Ace mengernyit heran. 'kok dia tahu ya'

"Tentu saja aku tahu, ace. Kau itu sahabat ku."

"terserah." Ace menggidikkan bahunya acuh.

Flash back end...

.

.

"ace? Kau sudah siap?" suara pamannya membuyarkan lamunan nostalgia menyakitkan bagi ace.

"ya.. Aku sudah siap."

.

.

.

Keluarga ace mendatangi kediaman nefertari untuk membicarakan tentang pernikahan yang akan mereka adakan untuk ace dan vivi. Gadis berambut biru muda itu tampak anggun dengan balutan gaun bewarna biru senada dengan mahkota miliknya, rok selutut dan high heels sederhana menghiasi kaki jenjang miliknya.

"Cantik sekali, vivi.

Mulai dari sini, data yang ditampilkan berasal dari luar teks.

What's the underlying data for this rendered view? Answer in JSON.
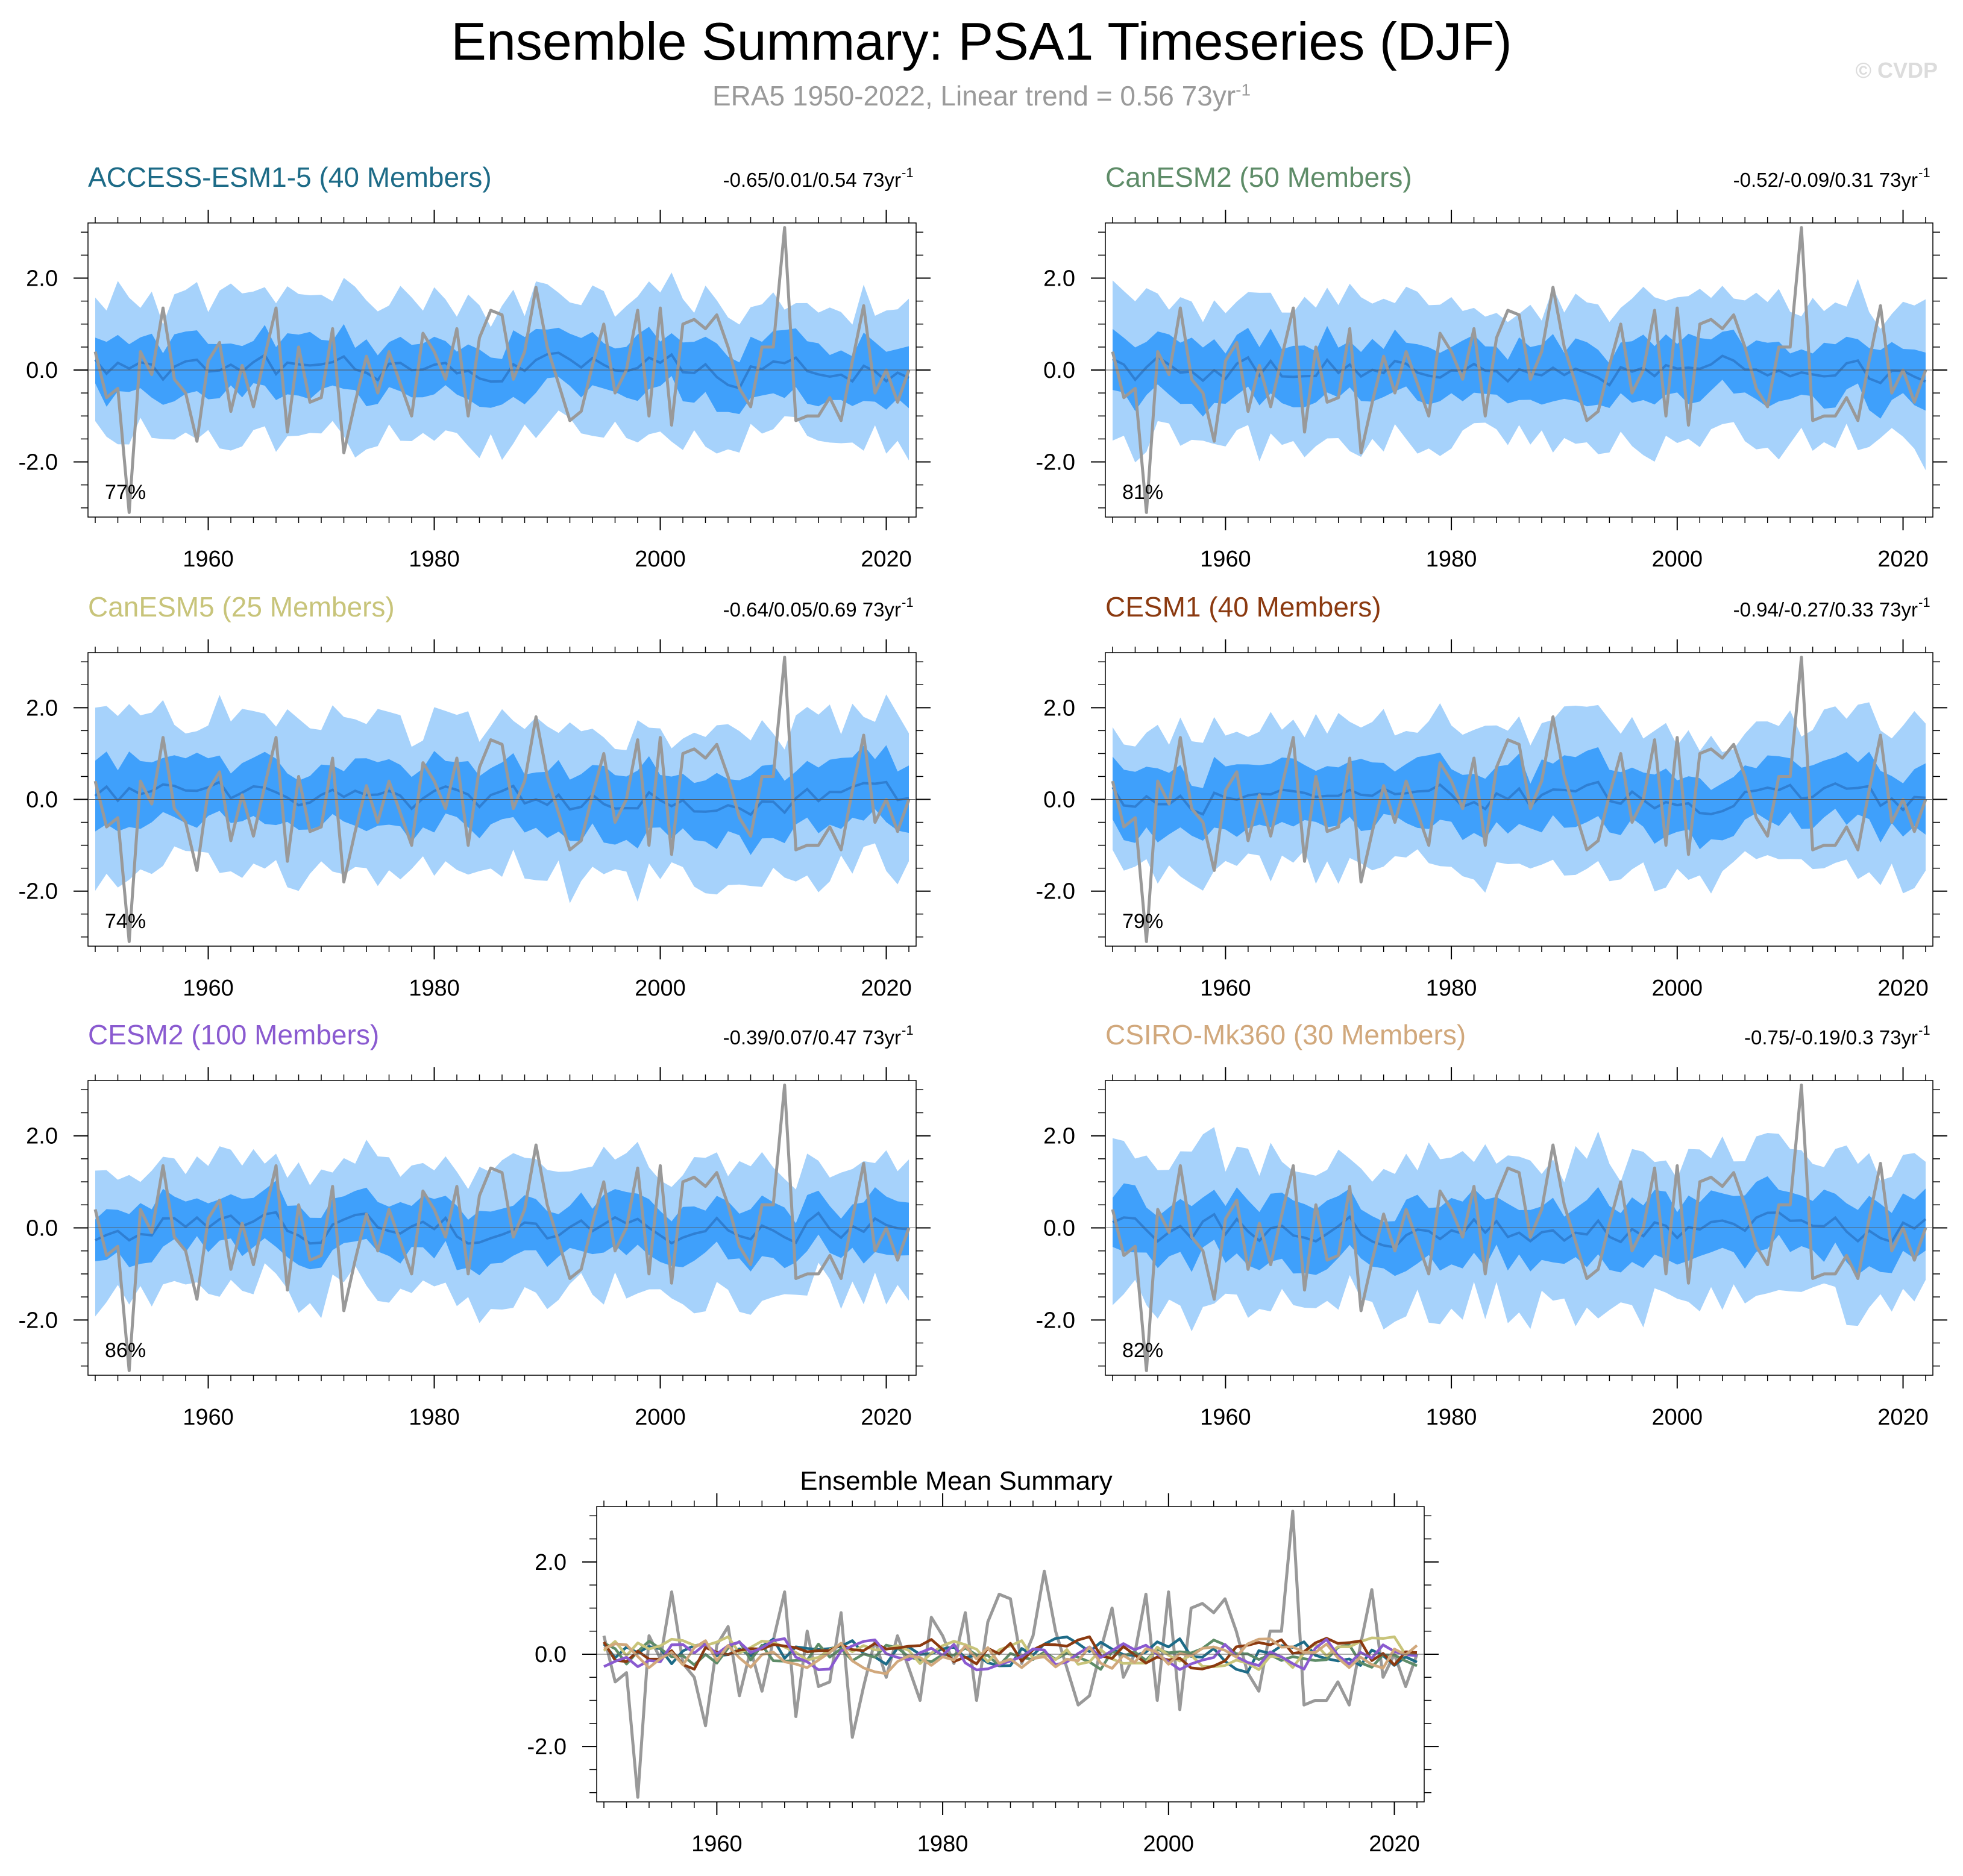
{
  "header": {
    "title": "Ensemble Summary: PSA1 Timeseries (DJF)",
    "subtitle_main": "ERA5 1950-2022, Linear trend = 0.56 73yr",
    "subtitle_sup": "-1",
    "copyright": "© CVDP"
  },
  "colors": {
    "outer_band": "#a6d2fb",
    "inner_band": "#3fa0fb",
    "ens_mean_line": "#2f7fd3",
    "obs_line": "#999999"
  },
  "chart_data": {
    "type": "line",
    "x_range": [
      1950,
      2022
    ],
    "ylim": [
      -3.2,
      3.2
    ],
    "x_ticks": [
      1960,
      1980,
      2000,
      2020
    ],
    "y_ticks": [
      2.0,
      0.0,
      -2.0
    ],
    "y_tick_labels": [
      "2.0",
      "0.0",
      "-2.0"
    ],
    "observations": {
      "name": "ERA5",
      "x": [
        1950,
        1951,
        1952,
        1953,
        1954,
        1955,
        1956,
        1957,
        1958,
        1959,
        1960,
        1961,
        1962,
        1963,
        1964,
        1965,
        1966,
        1967,
        1968,
        1969,
        1970,
        1971,
        1972,
        1973,
        1974,
        1975,
        1976,
        1977,
        1978,
        1979,
        1980,
        1981,
        1982,
        1983,
        1984,
        1985,
        1986,
        1987,
        1988,
        1989,
        1990,
        1991,
        1992,
        1993,
        1994,
        1995,
        1996,
        1997,
        1998,
        1999,
        2000,
        2001,
        2002,
        2003,
        2004,
        2005,
        2006,
        2007,
        2008,
        2009,
        2010,
        2011,
        2012,
        2013,
        2014,
        2015,
        2016,
        2017,
        2018,
        2019,
        2020,
        2021,
        2022
      ],
      "values": [
        0.4,
        -0.6,
        -0.4,
        -3.1,
        0.4,
        -0.1,
        1.35,
        -0.2,
        -0.5,
        -1.55,
        0.2,
        0.6,
        -0.9,
        0.1,
        -0.8,
        0.3,
        1.35,
        -1.35,
        0.5,
        -0.7,
        -0.6,
        0.9,
        -1.8,
        -0.7,
        0.3,
        -0.5,
        0.4,
        -0.3,
        -1.0,
        0.8,
        0.4,
        -0.2,
        0.9,
        -1.0,
        0.7,
        1.3,
        1.2,
        -0.2,
        0.4,
        1.8,
        0.5,
        -0.3,
        -1.1,
        -0.9,
        0.1,
        1.0,
        -0.5,
        0.0,
        1.3,
        -1.0,
        1.35,
        -1.2,
        1.0,
        1.1,
        0.9,
        1.2,
        0.5,
        -0.4,
        -0.8,
        0.5,
        0.5,
        3.1,
        -1.1,
        -1.0,
        -1.0,
        -0.6,
        -1.1,
        0.2,
        1.4,
        -0.5,
        0.0,
        -0.7,
        0.0
      ]
    },
    "panels": [
      {
        "model": "ACCESS-ESM1-5",
        "members": "ACCESS-ESM1-5 (40 Members)",
        "trend": "-0.65/0.01/0.54 73yr",
        "trend_sup": "-1",
        "percent": "77%",
        "title_color": "#1d6b87",
        "mean_color": "#1d6b87",
        "outer_halfwidth": 1.45,
        "inner_halfwidth": 0.6,
        "seed": 11
      },
      {
        "model": "CanESM2",
        "members": "CanESM2 (50 Members)",
        "trend": "-0.52/-0.09/0.31 73yr",
        "trend_sup": "-1",
        "percent": "81%",
        "title_color": "#5e8c68",
        "mean_color": "#5e8c68",
        "outer_halfwidth": 1.45,
        "inner_halfwidth": 0.6,
        "seed": 23
      },
      {
        "model": "CanESM5",
        "members": "CanESM5 (25 Members)",
        "trend": "-0.64/0.05/0.69 73yr",
        "trend_sup": "-1",
        "percent": "74%",
        "title_color": "#c8c47a",
        "mean_color": "#c8c47a",
        "outer_halfwidth": 1.55,
        "inner_halfwidth": 0.7,
        "seed": 37
      },
      {
        "model": "CESM1",
        "members": "CESM1 (40 Members)",
        "trend": "-0.94/-0.27/0.33 73yr",
        "trend_sup": "-1",
        "percent": "79%",
        "title_color": "#8b3a10",
        "mean_color": "#8b3a10",
        "outer_halfwidth": 1.5,
        "inner_halfwidth": 0.65,
        "seed": 41
      },
      {
        "model": "CESM2",
        "members": "CESM2 (100 Members)",
        "trend": "-0.39/0.07/0.47 73yr",
        "trend_sup": "-1",
        "percent": "86%",
        "title_color": "#8a5ad0",
        "mean_color": "#8a5ad0",
        "outer_halfwidth": 1.35,
        "inner_halfwidth": 0.55,
        "seed": 53
      },
      {
        "model": "CSIRO-Mk360",
        "members": "CSIRO-Mk360 (30 Members)",
        "trend": "-0.75/-0.19/0.3 73yr",
        "trend_sup": "-1",
        "percent": "82%",
        "title_color": "#d1a87c",
        "mean_color": "#d1a87c",
        "outer_halfwidth": 1.55,
        "inner_halfwidth": 0.65,
        "seed": 67
      }
    ],
    "ensemble_mean_summary": {
      "title": "Ensemble Mean Summary",
      "series_names": [
        "ACCESS-ESM1-5",
        "CanESM2",
        "CanESM5",
        "CESM1",
        "CESM2",
        "CSIRO-Mk360",
        "ERA5"
      ]
    }
  }
}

Beruntung sekali ace mendapatkan gadis baik dan secantik diri mu." Puji izou.

"Makasih izou-san." Jawab vivi malu-malu.

"Silahkan dimakan hidangannya." Sang kepala keluarga memulai acara makan malam itu.

"Menurut kalian kapan tanggal yang pas untuk acara pernikahan?" cobra meminta pendapat dari calon mempelai.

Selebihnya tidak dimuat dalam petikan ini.